NIAMEY, Jan 4 (Reuters) - Niger has declared three days of
national mourning following the massacre of 100 civilians in two
villages in the western region of the country where Islamist
militants have carried out a series of attacks.
The government said an investigation had been launched to
find the perpetrators. Witnesses have said that over a hundred
armed assailants on motorbikes surrounded the villages and
started firing indiscriminately on Saturday.
The government said reinforcements had been sent to the area
near the tri-border region of Niger, Burkina Faso and Mali known
as Liptako-Gourma, where local authorities have been overrun by
militants linked to al Qaeda and Islamic State.
The attack highlights the fragile security in the West
Africa Sahel region, and in Niger in particular, ahead of a
presidential election runoff in the country on Feb. 21.
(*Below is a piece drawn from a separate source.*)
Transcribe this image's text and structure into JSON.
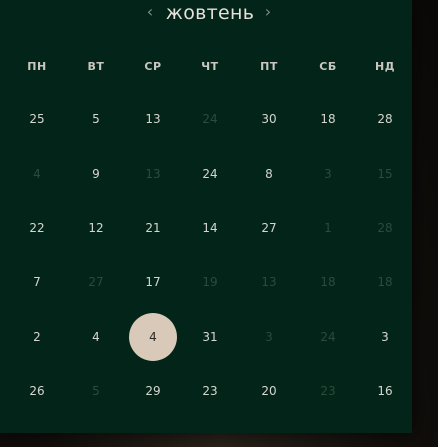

The weekend killings were among the worst in Niger's recent
history.
They have forced survivors and the population of four
neighbouring villages to flee, the United Nations Refugee Agency
said in a statement on Monday, adding that at least 1,000 people
were on the move from the area, trying to reach the town of
Ouallam around 80 km (50 miles) away.
Many were making the journey on foot, the agency added.
It said that Niger, Burkina Faso, and Mali were at the
epicentre of one of the world's fastest-growing displacement and
protection crises, hosting 851,000 refugees already, and nearly
2 million internally displaced people.